One very disappointing recent turn of events has been that Parkinson's disease patients have been denied their carbidopa/levodopa, Madopar, or Sinemet. Most of the denials stem from an old FDA approval letter that stated over 800mg of dopamine is toxic to the human. This information is false, though it has not stopped pharmacies, insurance companies, and online medical record systems from denying patients their medications.
If this happens to you can contact the 18004PDHELP line at the National Parkinson Foundation for advice, and you can cite the below study in your appeal letter. Usually a simple appeal letter especially with the research data is enough to reverse the decision. Get your local doctor and neurologist to write a letter and to cite the medical information. Parkinson's disease patients should never be without their medications.
BMJ Open. 2012 Dec 11;2(6). pii: e001971. doi: 10.1136/bmjopen-2012-001971. Print 2012.
Carbidopa/levodopa dose elevation and safety concerns in Parkinson's patients: a cross-sectional and cohort design.
Department of Neurology, University of Florida Center for Movement Disorders and Neurorestoration, Gainesville, Florida, USA.

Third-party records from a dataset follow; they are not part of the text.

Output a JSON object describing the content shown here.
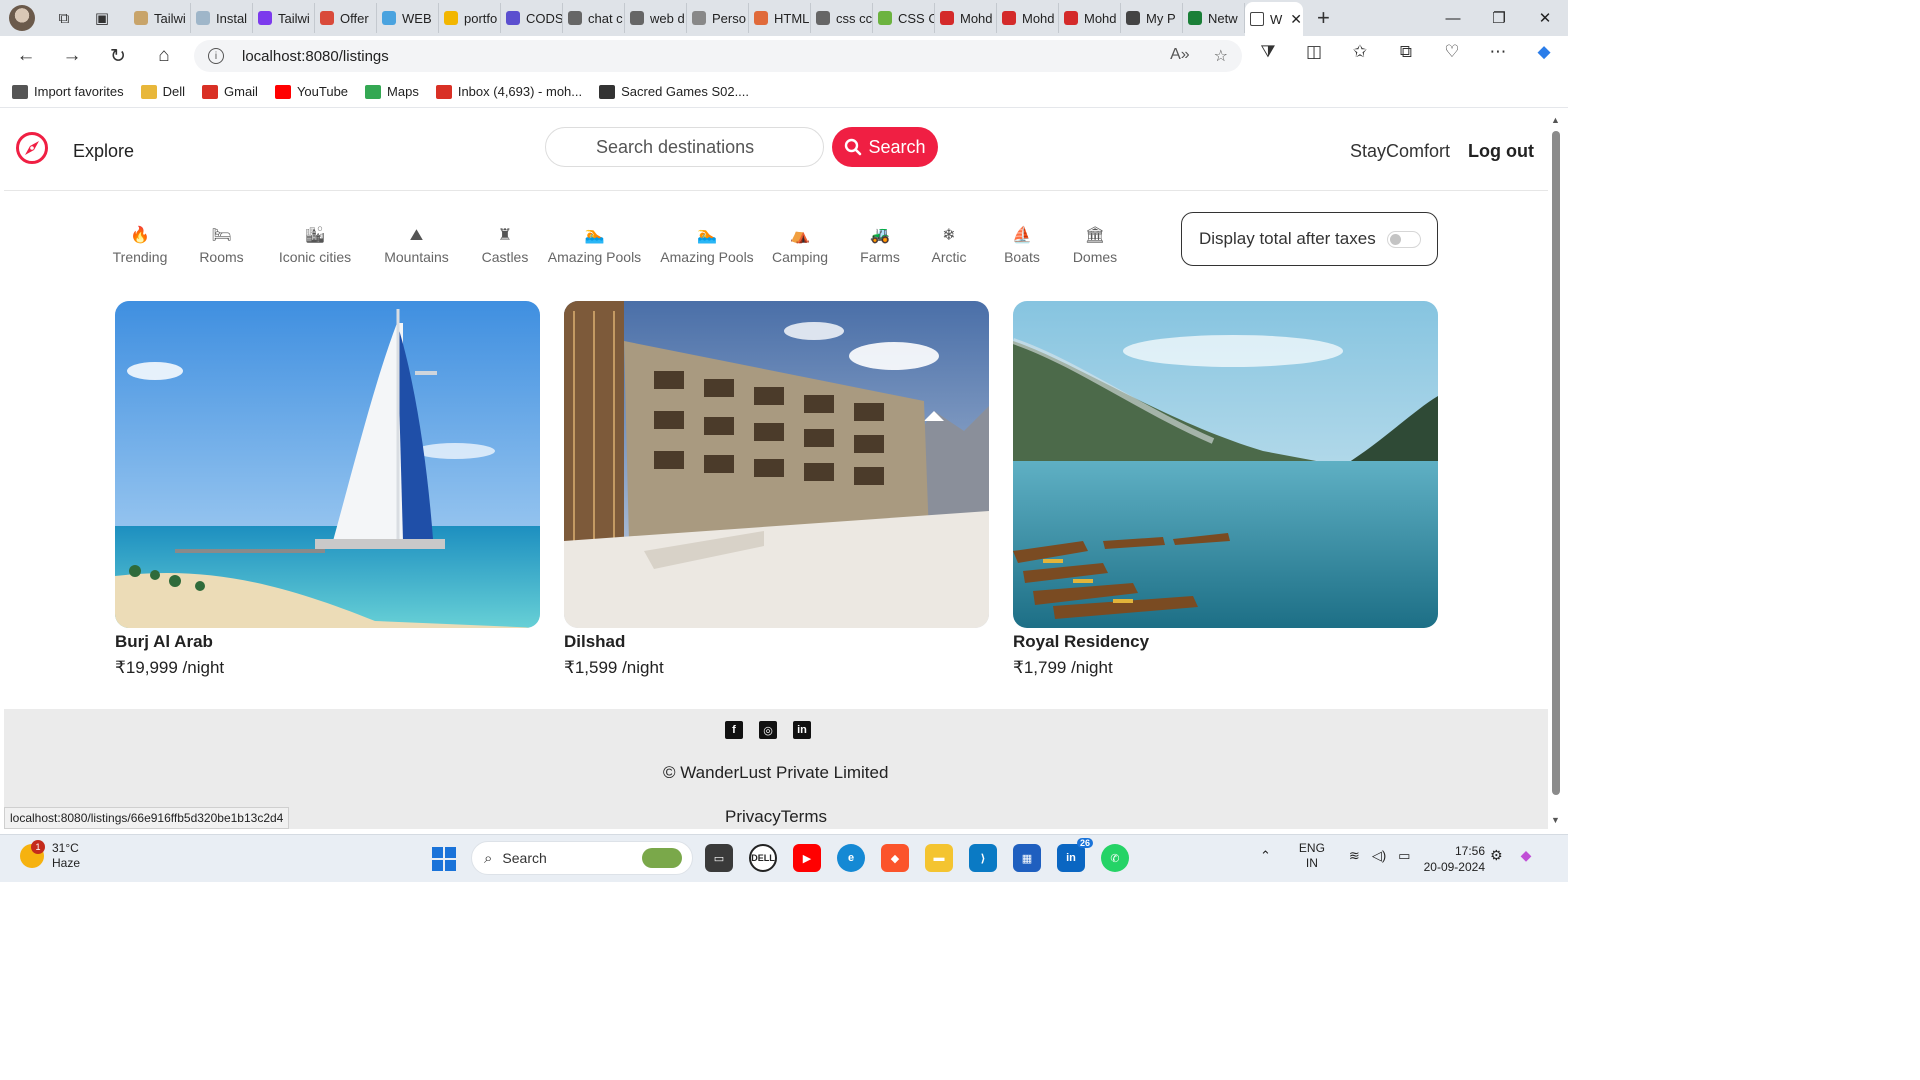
{
  "browser": {
    "tabs": [
      {
        "label": "Tailwi",
        "color": "#c8a46a"
      },
      {
        "label": "Instal",
        "color": "#9fb6c9"
      },
      {
        "label": "Tailwi",
        "color": "#7c3aed"
      },
      {
        "label": "Offer",
        "color": "#d94a3a"
      },
      {
        "label": "WEB",
        "color": "#4aa3df"
      },
      {
        "label": "portfo",
        "color": "#f2b600"
      },
      {
        "label": "CODS",
        "color": "#5b4fcf"
      },
      {
        "label": "chat c",
        "color": "#666666"
      },
      {
        "label": "web d",
        "color": "#666666"
      },
      {
        "label": "Perso",
        "color": "#888888"
      },
      {
        "label": "HTML",
        "color": "#e06a3a"
      },
      {
        "label": "css cc",
        "color": "#666666"
      },
      {
        "label": "CSS C",
        "color": "#6cb33f"
      },
      {
        "label": "Mohd",
        "color": "#d42a2a"
      },
      {
        "label": "Mohd",
        "color": "#d42a2a"
      },
      {
        "label": "Mohd",
        "color": "#d42a2a"
      },
      {
        "label": "My P",
        "color": "#444444"
      },
      {
        "label": "Netw",
        "color": "#1a7f37"
      }
    ],
    "active_tab": {
      "label": "W"
    },
    "url": "localhost:8080/listings",
    "favorites": [
      {
        "label": "Import favorites",
        "color": "#555555"
      },
      {
        "label": "Dell",
        "color": "#e8b73a"
      },
      {
        "label": "Gmail",
        "color": "#d93025"
      },
      {
        "label": "YouTube",
        "color": "#ff0000"
      },
      {
        "label": "Maps",
        "color": "#34a853"
      },
      {
        "label": "Inbox (4,693) - moh...",
        "color": "#d93025"
      },
      {
        "label": "Sacred Games S02....",
        "color": "#333333"
      }
    ],
    "status_url": "localhost:8080/listings/66e916ffb5d320be1b13c2d4"
  },
  "site": {
    "nav": {
      "explore": "Explore",
      "search_placeholder": "Search destinations",
      "search_button": "Search",
      "host_link": "StayComfort",
      "logout": "Log out"
    },
    "filters": [
      {
        "label": "Trending",
        "icon": "fire-icon",
        "glyph": "🔥"
      },
      {
        "label": "Rooms",
        "icon": "bed-icon",
        "glyph": "🛏"
      },
      {
        "label": "Iconic cities",
        "icon": "city-icon",
        "glyph": "🏙"
      },
      {
        "label": "Mountains",
        "icon": "mountain-icon",
        "glyph": "⛰"
      },
      {
        "label": "Castles",
        "icon": "castle-icon",
        "glyph": "♜"
      },
      {
        "label": "Amazing Pools",
        "icon": "pool-icon",
        "glyph": "🏊"
      },
      {
        "label": "Amazing Pools",
        "icon": "pool-icon",
        "glyph": "🏊"
      },
      {
        "label": "Camping",
        "icon": "tent-icon",
        "glyph": "⛺"
      },
      {
        "label": "Farms",
        "icon": "tractor-icon",
        "glyph": "🚜"
      },
      {
        "label": "Arctic",
        "icon": "snowflake-icon",
        "glyph": "❄"
      },
      {
        "label": "Boats",
        "icon": "sailboat-icon",
        "glyph": "⛵"
      },
      {
        "label": "Domes",
        "icon": "dome-icon",
        "glyph": "🏛"
      }
    ],
    "tax_toggle_label": "Display total after taxes",
    "tax_toggle_on": false,
    "listings": [
      {
        "title": "Burj Al Arab",
        "price": "₹19,999 /night"
      },
      {
        "title": "Dilshad",
        "price": "₹1,599 /night"
      },
      {
        "title": "Royal Residency",
        "price": "₹1,799 /night"
      }
    ],
    "footer": {
      "socials": [
        "facebook-icon",
        "instagram-icon",
        "linkedin-icon"
      ],
      "copyright": "© WanderLust Private Limited",
      "links": "PrivacyTerms"
    }
  },
  "taskbar": {
    "weather_temp": "31°C",
    "weather_desc": "Haze",
    "weather_badge": "1",
    "search_label": "Search",
    "linkedin_badge": "26",
    "lang_top": "ENG",
    "lang_bottom": "IN",
    "time": "17:56",
    "date": "20-09-2024"
  }
}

Sinemet, a combination drug containing carbidopa and levodopa is considered the gold standard therapy for the treatment of Parkinson's disease (PD). When approved by the Food and Drug Administration (FDA) in 1988, a maximum daily dosage limit of 800 mg (eight tablets) of the 25/100 carbidopa/levodopa formulation was introduced. Overall, the FDA approval was a historic success; however, the pill limit has been hardcoded into many online medical record systems. This study investigates the 800 mg threshold by using a prospectively collected database of patient information.
A retrospective cohort study: (Part I) cross-sectional, (Part II) longitudinal.
SETTING AND PARTICIPANTS:
PD patients at a Movement Disorders Center in a large academic, tertiary medical setting.
An analysis was performed using carbidopa/levodopa at dosages below and above the 800 mg threshold. A secondary analysis was then performed using two consecutive clinic visits to determine the effects of crossing the 800 mg threshold. Comparisons were made on standardised scales.
There was no significant difference in motor, mood and quality-of-life scores in patients consuming below and above the 800 mg carbidopa/levodopa threshold, though a mild worsening in dyskinesia duration was noted without worsening in dyskinesia pain and disability. In PD patients who crossed the 800 mg threshold between two consecutive clinic visits, a significant improvement in depressive symptoms and quality-of-life measures was demonstrated, and in these patients there was no worsening of motor fluctuations or dyskinesia.
The data suggest that PD patients have the potential for enhanced clinical benefits when eclipsing the 800 mg carbidopa/levodopa threshold. Many patients will likely need to eclipse the 800 mg threshold and pharmacies and insurance companies should be aware of the requirements that may extend beyond approval limits.